Rather than ban specific types of assault weapons as others have proposed, King’s bill would limit the bullet capacity of magazines to 10 rounds for rifles and shotguns, and 15 rounds for handguns. The bill would ban detachable magazines that make it easy to rapidly reload weapons. The magazines would instead be a fixed, internal component of the gun, and weapons would have to be reloaded manually.
The bill was part of King’s response to the Lewiston mass shooting, where 18 people were killed at two locations on Oct. 25, 2023. The shooter, Robert Card, had high-capacity magazines on his AR-10 rifle.
Margaret Groban, a board member of the Maine Gun Safety Coalition, which has long advocated for gun reforms, said she’s not surprised King’s bill didn’t go anywhere, despite it being a “creative” solution to limit the harm that can be done by a mass shooter with a military-style rifle. Alternative efforts to ban certain types of rifles have failed.
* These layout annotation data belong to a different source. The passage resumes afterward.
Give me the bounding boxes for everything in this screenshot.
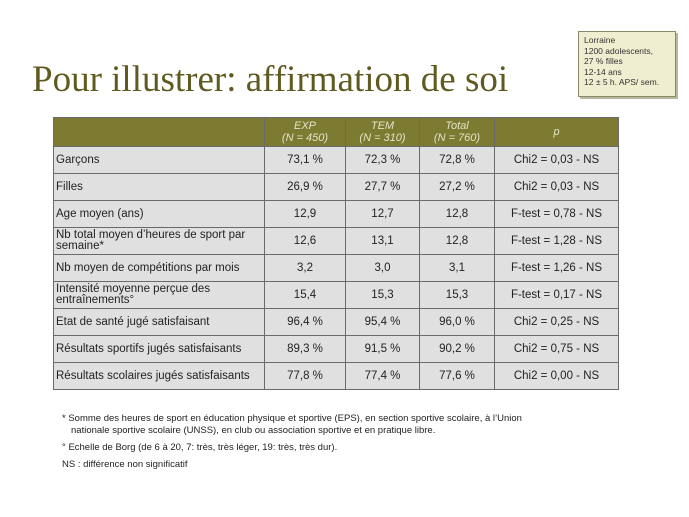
header-tem-name: TEM [370,120,395,132]
cell-total: 96,0 % [419,308,495,336]
cell-p: Chi2 = 0,03 - NS [494,146,619,174]
slide-title: Pour illustrer: affirmation de soi [32,59,509,100]
table-row: Filles 26,9 % 27,7 % 27,2 % Chi2 = 0,03 … [53,173,619,201]
header-total-name: Total [445,120,469,132]
cell-p: Chi2 = 0,25 - NS [494,308,619,336]
cell-tem: 95,4 % [345,308,420,336]
study-info-box: Lorraine 1200 adolescents, 27 % filles 1… [578,31,676,97]
cell-total: 15,3 [419,281,495,309]
row-label: Intensité moyenne perçue des entraînemen… [53,281,265,309]
results-table: EXP (N = 450) TEM (N = 310) Total (N = 7… [53,117,619,390]
table-row: Résultats scolaires jugés satisfaisants … [53,362,619,390]
cell-exp: 89,3 % [264,335,346,363]
info-line: Lorraine [584,35,616,45]
table-row: Résultats sportifs jugés satisfaisants 8… [53,335,619,363]
cell-tem: 12,7 [345,200,420,228]
footnote-ns: NS : différence non significatif [62,459,188,470]
footnote-hours-line1: * Somme des heures de sport en éducation… [62,413,522,424]
cell-exp: 96,4 % [264,308,346,336]
footnote-hours: * Somme des heures de sport en éducation… [62,413,662,437]
header-exp-n: (N = 450) [281,132,329,144]
cell-tem: 27,7 % [345,173,420,201]
footnotes: * Somme des heures de sport en éducation… [62,413,662,476]
header-cell-tem: TEM (N = 310) [345,117,420,147]
cell-tem: 13,1 [345,227,420,255]
cell-p: Chi2 = 0,03 - NS [494,173,619,201]
table-row: Garçons 73,1 % 72,3 % 72,8 % Chi2 = 0,03… [53,146,619,174]
cell-exp: 26,9 % [264,173,346,201]
table-row: Nb total moyen d’heures de sport par sem… [53,227,619,255]
cell-p: F-test = 1,28 - NS [494,227,619,255]
info-line: 12 ± 5 h. APS/ sem. [584,77,660,87]
cell-exp: 77,8 % [264,362,346,390]
cell-total: 72,8 % [419,146,495,174]
cell-tem: 77,4 % [345,362,420,390]
footnote-borg: ° Echelle de Borg (de 6 à 20, 7: très, t… [62,442,338,453]
cell-p: Chi2 = 0,00 - NS [494,362,619,390]
cell-tem: 3,0 [345,254,420,282]
cell-total: 12,8 [419,227,495,255]
header-cell-exp: EXP (N = 450) [264,117,346,147]
row-label: Nb moyen de compétitions par mois [53,254,265,282]
row-label: Garçons [53,146,265,174]
cell-exp: 12,6 [264,227,346,255]
row-label: Age moyen (ans) [53,200,265,228]
cell-p: Chi2 = 0,75 - NS [494,335,619,363]
header-total-n: (N = 760) [433,132,481,144]
header-cell-label [53,117,265,147]
row-label: Nb total moyen d’heures de sport par sem… [53,227,265,255]
cell-total: 3,1 [419,254,495,282]
header-tem-n: (N = 310) [359,132,406,144]
table-row: Age moyen (ans) 12,9 12,7 12,8 F-test = … [53,200,619,228]
cell-exp: 12,9 [264,200,346,228]
cell-total: 77,6 % [419,362,495,390]
cell-exp: 3,2 [264,254,346,282]
cell-tem: 91,5 % [345,335,420,363]
cell-exp: 15,4 [264,281,346,309]
info-line: 1200 adolescents, [584,45,653,56]
info-line: 12-14 ans [584,66,622,77]
row-label: Résultats sportifs jugés satisfaisants [53,335,265,363]
row-label: Etat de santé jugé satisfaisant [53,308,265,336]
cell-tem: 72,3 % [345,146,420,174]
cell-p: F-test = 1,26 - NS [494,254,619,282]
cell-p: F-test = 0,78 - NS [494,200,619,228]
header-p-name: p [553,126,560,138]
header-cell-p: p [494,117,619,147]
table-header-row: EXP (N = 450) TEM (N = 310) Total (N = 7… [53,117,619,147]
cell-total: 12,8 [419,200,495,228]
cell-total: 90,2 % [419,335,495,363]
row-label: Filles [53,173,265,201]
table-row: Intensité moyenne perçue des entraînemen… [53,281,619,309]
header-cell-total: Total (N = 760) [419,117,495,147]
cell-total: 27,2 % [419,173,495,201]
cell-p: F-test = 0,17 - NS [494,281,619,309]
table-row: Etat de santé jugé satisfaisant 96,4 % 9… [53,308,619,336]
row-label: Résultats scolaires jugés satisfaisants [53,362,265,390]
footnote-hours-line2: nationale sportive scolaire (UNSS), en c… [71,425,436,436]
cell-tem: 15,3 [345,281,420,309]
cell-exp: 73,1 % [264,146,346,174]
table-row: Nb moyen de compétitions par mois 3,2 3,… [53,254,619,282]
header-exp-name: EXP [293,120,316,132]
info-line: 27 % filles [584,56,623,66]
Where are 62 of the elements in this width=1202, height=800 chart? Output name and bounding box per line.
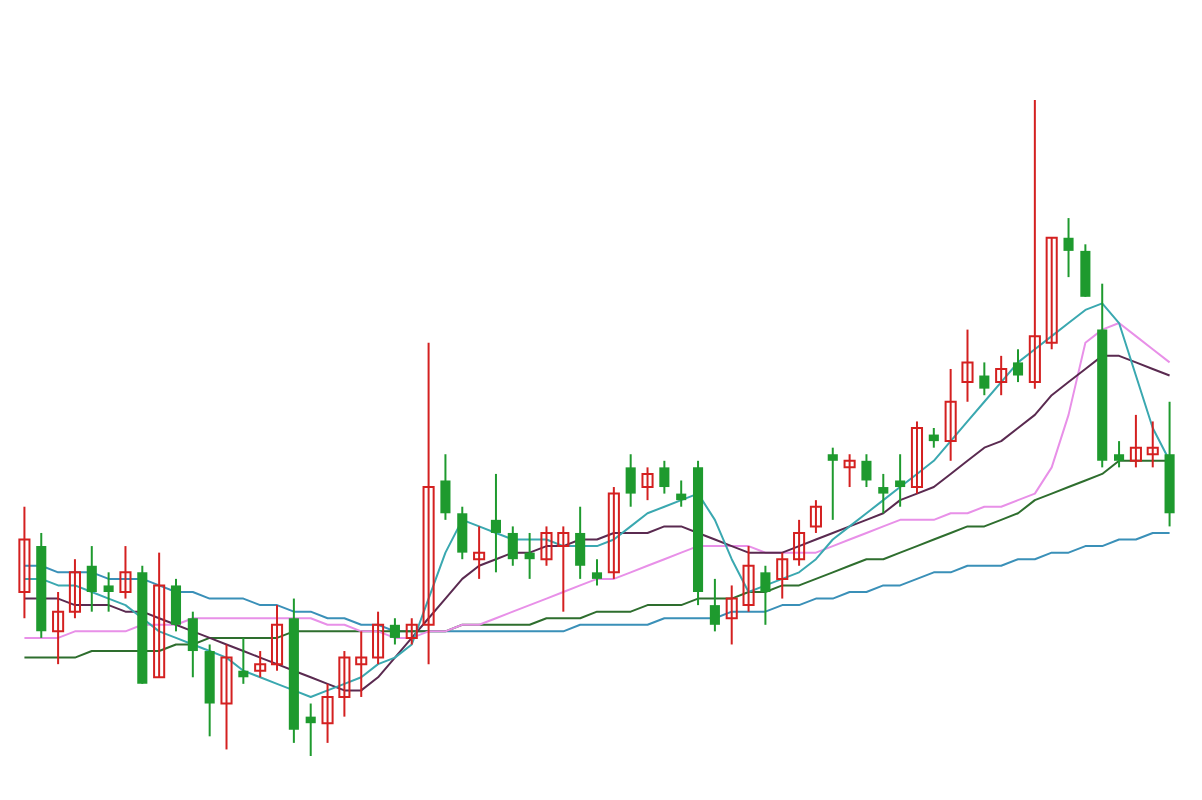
candlestick	[995, 354, 1008, 397]
candlestick	[254, 650, 267, 679]
candlestick	[103, 571, 114, 613]
candlestick	[490, 472, 502, 574]
candlestick	[1012, 348, 1024, 384]
candlestick	[843, 453, 856, 489]
candlestick	[422, 341, 435, 666]
candlestick	[440, 453, 451, 521]
candlestick	[676, 479, 687, 508]
candlestick	[52, 591, 65, 666]
candlestick	[742, 545, 755, 613]
candlestick	[18, 505, 31, 620]
candlestick	[86, 545, 97, 613]
candlestick	[1063, 217, 1074, 279]
candlestick	[338, 650, 351, 718]
candlestick	[170, 577, 182, 633]
candlestick	[305, 702, 316, 757]
candlestick	[372, 610, 385, 666]
candlestick	[575, 505, 586, 580]
candlestick	[827, 446, 838, 521]
candlestick	[776, 551, 789, 600]
candlestick	[641, 466, 654, 502]
candlestick	[1028, 99, 1041, 390]
candlestick	[540, 525, 553, 567]
candlestick	[1080, 243, 1091, 298]
candlestick	[405, 617, 418, 646]
candlestick	[659, 459, 670, 495]
candlestick	[153, 551, 166, 679]
candlestick	[507, 525, 518, 567]
candlestick	[725, 584, 738, 646]
candlestick	[709, 577, 720, 633]
candlestick	[979, 361, 990, 397]
candlestick	[321, 682, 334, 744]
candlestick	[944, 367, 957, 462]
candlestick	[809, 499, 822, 534]
candlestick	[607, 486, 620, 580]
candlestick	[389, 617, 400, 646]
candlestick	[68, 558, 81, 620]
candlestick	[1146, 420, 1159, 469]
candlestick	[270, 604, 284, 672]
candlestick	[187, 610, 198, 679]
candlestick	[793, 518, 806, 567]
candlestick	[1114, 440, 1125, 469]
candlestick	[760, 564, 771, 626]
candlestick	[457, 505, 468, 561]
candlestick	[557, 525, 570, 613]
candlestick	[878, 472, 889, 515]
candlestick	[1129, 413, 1142, 469]
candlestick	[961, 328, 974, 403]
candlestick	[220, 643, 233, 751]
candlestick	[861, 453, 872, 489]
candlestick	[119, 545, 132, 600]
candlestick	[473, 525, 486, 580]
candlestick	[238, 636, 249, 685]
candlestick	[910, 420, 924, 495]
candlestick	[625, 453, 636, 508]
candlestick	[591, 558, 603, 587]
candlestick	[1045, 236, 1058, 351]
candlestick	[355, 630, 368, 698]
candlestick	[895, 453, 906, 508]
candlestick	[524, 531, 535, 580]
candlestick	[928, 427, 939, 449]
“I’m not surprised that nothing happened with it,” Groban said. “It just shows how partisan this is, and how so many people have a knee-jerk reaction to a commonsense bill.”
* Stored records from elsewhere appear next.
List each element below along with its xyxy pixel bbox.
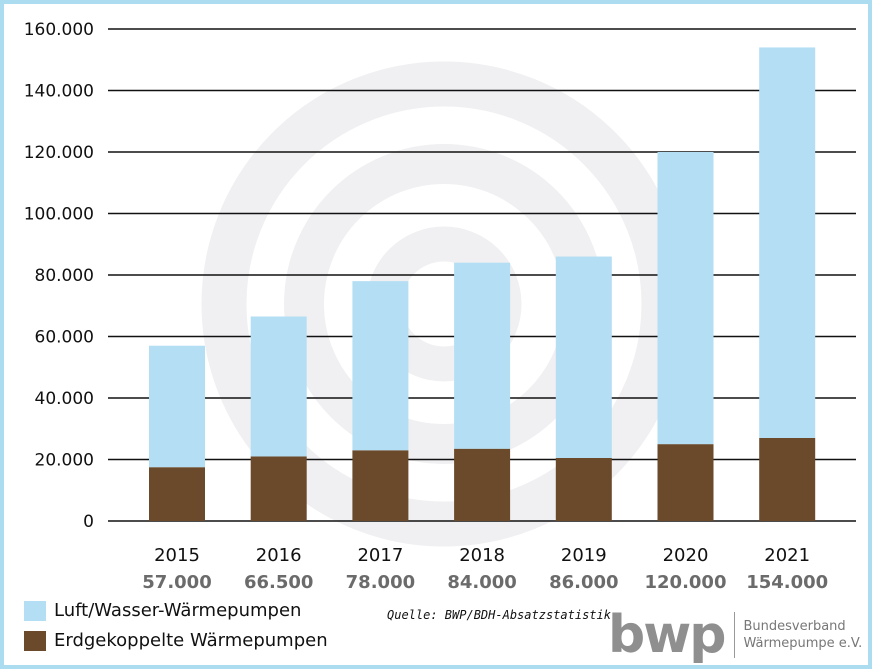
bar-segment [454,262,511,449]
bar-segment [555,457,612,521]
y-tick-label: 140.000 [24,82,94,102]
bar-segment [657,152,714,445]
y-tick-label: 0 [83,512,94,532]
x-tick-label: 2015 [154,545,200,566]
y-tick-label: 100.000 [24,205,94,225]
bar-segment [352,281,409,451]
total-label: 78.000 [346,572,415,593]
bar-segment [149,345,205,468]
bar-segment [759,437,816,521]
x-tick-label: 2018 [459,545,505,566]
y-tick-label: 20.000 [35,451,94,471]
logo-line1: Bundesverband [743,619,846,634]
total-label: 86.000 [549,572,618,593]
bar-segment [555,256,612,458]
total-label: 66.500 [244,572,313,593]
bar-segment [759,47,816,438]
bar-segment [657,444,714,521]
y-tick-label: 40.000 [35,389,94,409]
bar-segment [149,467,205,521]
y-tick-label: 160.000 [24,20,94,40]
total-label: 120.000 [645,572,727,593]
total-label: 154.000 [746,572,828,593]
logo-mark: bwp [608,605,726,665]
bar-chart: 0 20.000 40.000 60.000 80.000 100.000 120.000 1… [24,20,856,593]
x-tick-label: 2019 [561,545,607,566]
total-label: 84.000 [447,572,516,593]
bar-segment [250,456,307,521]
legend-item-erdgekoppelt: Erdgekoppelte Wärmepumpen [24,630,328,651]
legend-item-luft-wasser: Luft/Wasser-Wärmepumpen [24,600,301,621]
y-tick-label: 120.000 [24,143,94,163]
x-tick-label: 2020 [663,545,709,566]
logo-line2: Wärmepumpe e.V. [743,636,863,651]
x-tick-label: 2021 [764,545,810,566]
bar-segment [352,450,409,521]
bar-segment [454,448,511,521]
legend-swatch [24,600,46,621]
y-tick-label: 60.000 [35,328,94,348]
x-tick-label: 2016 [256,545,302,566]
legend-label: Erdgekoppelte Wärmepumpen [54,630,328,651]
x-tick-label: 2017 [357,545,403,566]
bwp-logo: bwp Bundesverband Wärmepumpe e.V. [608,605,863,665]
source-note: Quelle: BWP/BDH-Absatzstatistik [387,608,611,622]
total-label: 57.000 [142,572,211,593]
legend-label: Luft/Wasser-Wärmepumpen [54,600,302,621]
legend-swatch [24,630,46,651]
y-tick-label: 80.000 [35,266,94,286]
logo-divider [734,612,736,658]
bar-segment [250,316,307,457]
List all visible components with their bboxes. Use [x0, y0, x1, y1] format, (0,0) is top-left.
King’s bill has so far not attracted any Republican support. Sen. Susan Collins, R-Maine, considered one of the most moderate Republicans in the Senate, has not taken an official position on the bill.
Annie Clark, a Collins spokeswoman, said in an email response to questions that Collins will be “watching closely” should the bill make it to the Senate Finance Committee, which is the committee to which the bill has been referred.
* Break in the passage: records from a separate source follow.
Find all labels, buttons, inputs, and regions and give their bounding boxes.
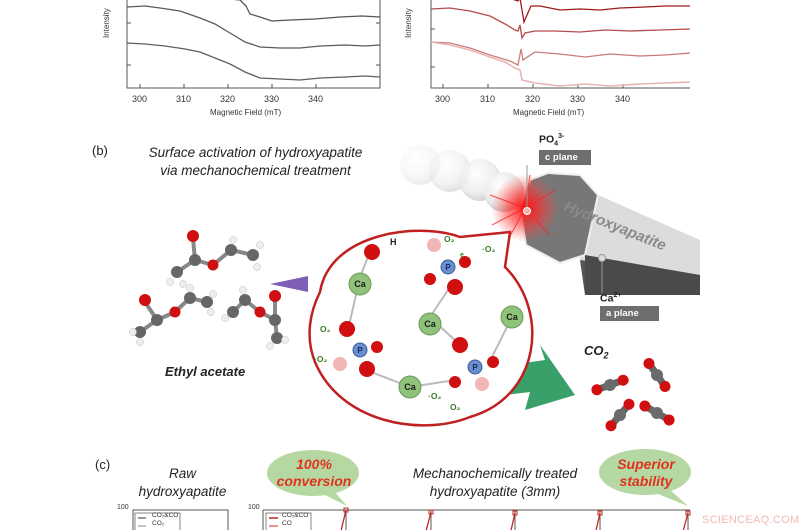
o2-radical-text: ·O₂ [314,354,327,364]
x-tick: 300 [435,94,451,104]
x-tick: 340 [615,94,631,104]
o2-text: O₂ [444,234,455,244]
stability-bubble-text: Superior stability [617,456,675,489]
p-text: P [472,363,478,372]
co2-label: CO2 [584,343,609,361]
o2-radical-text: ·O₂ [428,391,441,401]
treated-conversion-chart [262,507,691,530]
x-axis-label: Magnetic Field (mT) [210,108,282,117]
conversion-bubble-text: 100% conversion [276,456,352,489]
raw-conversion-chart [132,509,229,530]
raw-legend-1: CO₂&CO [152,512,179,519]
raw-title: Raw hydroxyapatite [138,466,227,499]
p-text: P [357,346,363,355]
po4-label: PO43- [539,133,565,148]
x-tick: 300 [132,94,148,104]
ca-text: Ca [354,279,366,289]
c-plane-tag: c plane [539,150,591,165]
ca-ion-label: Ca2+ [600,292,622,305]
conversion-bubble-shape [267,450,359,506]
o2-radical-text: ·O₂ [482,244,495,254]
epr-chart-treated: Intensity 300 310 320 330 340 Magnetic F… [400,0,690,125]
ca-text: Ca [424,319,436,329]
hydroxyapatite-crystal-illustration [400,145,700,295]
x-tick: 310 [480,94,496,104]
x-tick: 320 [220,94,236,104]
watermark: SCIENCEAQ.COM [702,514,800,526]
x-tick: 330 [264,94,280,104]
panel-b-title-line1: Surface activation of hydroxyapatite [148,145,363,160]
panel-c-label: (c) [95,457,111,472]
ca-text: Ca [506,312,518,322]
surface-activation-bubble: Ca Ca Ca Ca P P P H O₂ ·O₂ O₂ ·O₂ ·O₂ O₂… [308,229,534,427]
x-tick: 310 [176,94,192,104]
treated-title: Mechanochemically treated hydroxyapatite… [412,466,578,499]
green-arrow [505,345,575,410]
epr-plot-treated [430,0,690,89]
raw-ytick-100: 100 [117,504,129,511]
o2-text: O₂ [320,324,331,334]
ca-text: Ca [404,382,416,392]
panel-a: Intensity 300 310 320 330 340 Magnetic F… [0,0,800,125]
purple-wedge-arrow [270,276,308,292]
o2-text: O₂ [450,402,461,412]
ethyl-acetate-molecules [129,230,289,350]
electron-text: e [460,252,464,259]
raw-legend-2: CO₂ [152,520,165,527]
ethyl-acetate-label: Ethyl acetate [165,364,246,379]
epr-chart-raw: Intensity 300 310 320 330 340 Magnetic F… [100,0,390,125]
treated-ytick-100: 100 [248,504,260,511]
x-tick: 330 [570,94,586,104]
stability-bubble-shape [599,449,691,506]
epr-plot-raw [126,0,381,89]
co2-molecules [591,358,675,432]
panel-b-label: (b) [92,143,108,158]
x-tick: 340 [308,94,324,104]
panel-b-title: Surface activation of hydroxyapatite via… [128,144,383,180]
treated-legend-1: CO₂&CO [282,512,309,519]
x-tick: 320 [525,94,541,104]
p-text: P [445,263,451,272]
h-text: H [390,237,397,247]
ca-atoms [348,272,524,399]
treated-legend-2: CO [282,520,292,527]
panel-b-title-line2: via mechanochemical treatment [160,163,351,178]
x-axis-label: Magnetic Field (mT) [513,108,585,117]
a-plane-tag: a plane [600,306,659,321]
“That’s where proposed legislation gets more closely examined and refined,” Clark said in a written response. “Committee hearings and markups give senators the chance to hear from experts and develop a more complete understanding of the proposed legislation. It’s also where committee members can debate the benefits of a bill, as well as assess what changes or improvements might be needed. To date, however, the committee has yet to hold a hearing or give consideration to the legislation.”
Clark also noted that Democrats “have been in control of the Senate, as well as Senate committees, since January 2021.” King, while an independent, caucuses with the Democrats.
Asked if he has talked to Collins about the bill, King said: “I don’t know if I’ve talked to her personally, but we’ve communicated with her office. There hasn’t been any interest in supporting it.”
The BUMP Act
Collins is the sole Republican co-sponsor of another effort to regulate guns, Heinrich’s BUMP Act, which bans so-called bump stocks. Bump stocks are devices that allow assault weapons to rapidly fire multiple rounds.
The U.S. Supreme Court in June reversed a Trump administration executive action that banned bump stocks. The federal government argued that bump stocks make semiautomatic weapons the equivalent of machine guns, which are forbidden by law for people to own. But the Supreme Court disagreed, ruling that bump stocks do not turn semiautomatic weapons into machine guns.
The BUMP Act, which King also co-sponsors, has also failed so far to get a committee hearing, and it was blocked procedurally from receiving a vote on the Senate floor this summer.
Republicans have traditionally been against restrictions on assault-style rifles or bump stocks, arguing that they infringe upon Second Amendment rights. Congress did pass a bipartisan assault weapons ban in 1994, but it expired in 2004 and efforts to revive it have failed despite numerous mass shootings in recent years in which the shooters were armed with the weapons.
Ronald Schmidt, a political science professor at the University of Southern Maine, said by focusing on the technical aspects of gun manufacturing, King and Heinrich attempted to defuse political opposition. But he said it’s a testament to how difficult gun legislation is to pass that the GOSAFE Act failed to gain traction.
“Sen. King should get kudos for an inventive attempt. He went to great lengths to try to get around the usual opposition to these types of bills,” Schmidt said. “It’s really depressing that it went nowhere.”
Staff Writer Eric Russell contributed to this report.